Intanto, il leader nordcoreano Kim Jong-un, di cui Washington aveva lodato l’inedita moderazione degli ultimi giorni, torna a lanciare missili: tre, tutti ‘corti’. Gli Usa minimizzano il gesto.
Arpaio, che adesso progetta di tornare alla politica, era stato accusato di violazione dei diritti civili, abuso di potere e discriminazione razziale nei confronti della comunità ispanica. A novembre 2016 non era stato riconfermato come sceriffo, una carica elettiva che lui manteneva da 24 anni.
La sua nomea è legata alle caccie ai clandestini organizzate nella sua contea, Maricopa, oltre che alla prigione di tende dove i detenuti doveva portare magliette e mutande rosa e ricevevano cibo scarso e scadente – proverbiale la mortadella verde muffa -. Quando uscivano dal campo per andare al lavoro, i prigionieri, in calzoni bianchi e neri, si muovevano in ceppi: una scena da film, a partire da ‘Nick mano fredda’.
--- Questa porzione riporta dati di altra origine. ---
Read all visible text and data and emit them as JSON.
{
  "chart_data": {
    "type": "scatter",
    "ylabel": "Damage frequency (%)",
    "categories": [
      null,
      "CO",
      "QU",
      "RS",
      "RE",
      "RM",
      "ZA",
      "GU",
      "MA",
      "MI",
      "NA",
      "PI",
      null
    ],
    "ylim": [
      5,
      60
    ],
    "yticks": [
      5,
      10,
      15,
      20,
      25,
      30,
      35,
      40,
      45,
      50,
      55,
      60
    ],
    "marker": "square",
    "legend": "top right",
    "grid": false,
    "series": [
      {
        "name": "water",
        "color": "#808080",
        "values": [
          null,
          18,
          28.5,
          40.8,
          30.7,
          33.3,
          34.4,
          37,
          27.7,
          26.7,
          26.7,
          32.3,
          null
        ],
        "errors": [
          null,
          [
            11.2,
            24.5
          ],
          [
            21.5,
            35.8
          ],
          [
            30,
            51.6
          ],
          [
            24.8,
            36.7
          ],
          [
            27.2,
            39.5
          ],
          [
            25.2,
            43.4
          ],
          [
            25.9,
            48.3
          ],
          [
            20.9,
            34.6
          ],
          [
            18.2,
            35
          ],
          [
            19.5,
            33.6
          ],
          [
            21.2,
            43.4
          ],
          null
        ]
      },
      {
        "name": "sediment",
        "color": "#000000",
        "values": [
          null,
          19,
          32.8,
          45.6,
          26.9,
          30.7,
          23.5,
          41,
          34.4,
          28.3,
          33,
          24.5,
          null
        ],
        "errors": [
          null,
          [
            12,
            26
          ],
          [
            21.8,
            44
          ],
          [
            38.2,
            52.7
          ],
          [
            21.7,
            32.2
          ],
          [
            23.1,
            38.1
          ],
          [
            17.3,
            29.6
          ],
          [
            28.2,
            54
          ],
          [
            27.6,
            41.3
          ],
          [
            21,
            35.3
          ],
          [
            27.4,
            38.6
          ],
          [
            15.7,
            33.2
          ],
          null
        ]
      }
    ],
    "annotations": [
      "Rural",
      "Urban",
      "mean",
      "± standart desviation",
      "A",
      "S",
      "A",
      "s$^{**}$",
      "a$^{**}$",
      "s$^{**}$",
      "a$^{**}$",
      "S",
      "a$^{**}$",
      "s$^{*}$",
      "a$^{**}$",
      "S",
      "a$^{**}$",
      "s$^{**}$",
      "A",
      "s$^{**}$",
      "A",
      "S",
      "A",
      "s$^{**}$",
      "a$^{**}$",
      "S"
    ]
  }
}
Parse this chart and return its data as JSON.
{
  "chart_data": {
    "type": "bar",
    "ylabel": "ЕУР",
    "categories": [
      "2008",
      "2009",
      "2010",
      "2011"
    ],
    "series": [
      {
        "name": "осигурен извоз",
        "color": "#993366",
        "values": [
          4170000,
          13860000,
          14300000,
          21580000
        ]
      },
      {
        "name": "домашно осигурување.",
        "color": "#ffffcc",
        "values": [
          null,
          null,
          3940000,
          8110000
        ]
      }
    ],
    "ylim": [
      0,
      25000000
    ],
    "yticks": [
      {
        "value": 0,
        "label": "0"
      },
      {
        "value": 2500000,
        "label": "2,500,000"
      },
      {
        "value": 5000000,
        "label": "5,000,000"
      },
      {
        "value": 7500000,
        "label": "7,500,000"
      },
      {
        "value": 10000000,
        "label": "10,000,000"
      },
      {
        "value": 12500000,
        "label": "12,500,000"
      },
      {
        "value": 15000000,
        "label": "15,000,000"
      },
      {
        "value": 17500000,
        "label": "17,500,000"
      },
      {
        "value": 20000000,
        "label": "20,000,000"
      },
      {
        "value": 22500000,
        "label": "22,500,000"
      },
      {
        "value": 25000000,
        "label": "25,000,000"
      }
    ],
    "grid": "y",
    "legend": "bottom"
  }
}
La Casa Bianca sostiene che dopo oltre 50 anni di “ammirevole servizio alla nazione” Arpaio è “meritevole della grazia presidenziale”. A 18 anni, allo scoppio della Guerra di Corea, si arruolò nell’Esercito. Poi, lavorò in polizia a Washington e a Las Vegas e fu per 25 anni agente speciale della Drug Enforcement Administration (Dea), di cui guidò l’ufficio in Arizona. Nel 1992, vinse l’elezione a sceriffo: venne rieletto altre cinque volte.
Quello di Arpaio è il primo ‘perdono’ di Trump. Chi condivide la decisione la paragona all’ultimo di Obama, che commutò la pena del soldato transgender Manning, la talpa di Wikileaks su crimini dell’esercito Usa in Iraq e Afghanistan: “Manning stava scontando una condanna a 35 anni, Arpaio rischiava al massimo sei mesi”.
Spesso motivati da calcoli politici o da convenienze personali, i gesti di clemenza presidenziali sono una consuetudine a fine mandato: al suo ultimo giorno, Bill Clinton graziò, fra molte contestazioni, il finanziere March Rich, rifugiatosi in Svizzera per sottarre alla giustizia i suoi affari con l’Iran, ma grande finanziatore delle campagne democratiche. A volte, però, la clemenza presidenziale arriva quando serve: Gerald Ford ‘perdonò’ il suo predecessore Richard Nixon meno d’un mese dopo essersi insediato alla Casa Bianca.